While anti-corruption policies are overwhelmingly popular with the American public, regardless of political affiliation, it will likely face an uphill battle in Congress, where Republicans have been reluctant to take up legislation around transparency and lobbying.

Warren’s larger anti-corruption plan is far-reaching; it would already instate a lifetime lobbying ban for presidents, vice presidents, members of Congress, federal judges, and Cabinet secretaries, and multi-year lobbying bans for federal employees (both congressional staffers and employees of federal agencies), among other things.

Last week, Warren also proposed a plan to revitalize one current and one former agency that Congress relied on for policy information and the cost of bills. Warren’s plan would increase federal funding for the current Congressional Budget Office, which analyzes how a bill will impact the federal budget. It would also bring back the now-defunct Office of Technology Assessment, which gave lawmakers and their staff objective analysis and research on scientific and technology policy until former Republican Speaker of the House Newt Gingrich shuttered the agency in 1995.

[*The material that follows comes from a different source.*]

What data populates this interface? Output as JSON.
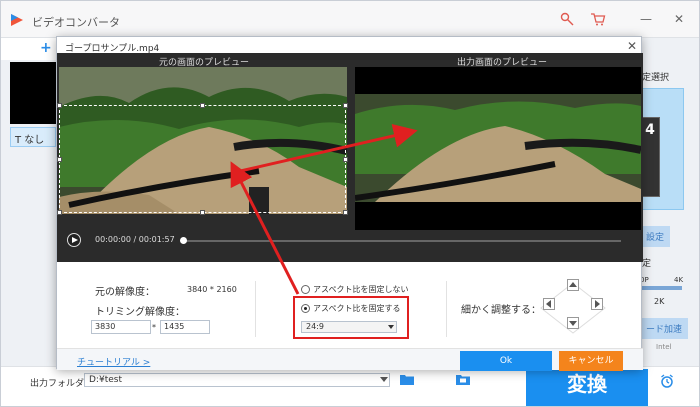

Warren argues the closure of OTA has created a vacuum now occupied by corporate lobbyists, oftentimes peddling research funded by companies that have a distinct agenda. In addition to bringing it back, she also wants to create a new Office of the Public Advocate, which would act as a voice for the public during the federal rulemaking process.

This new tax is a funding stream for Warren’s larger plan to strengthen these congressional support industries. It also sends a signal to corporations that she’s serious about curbing their influence.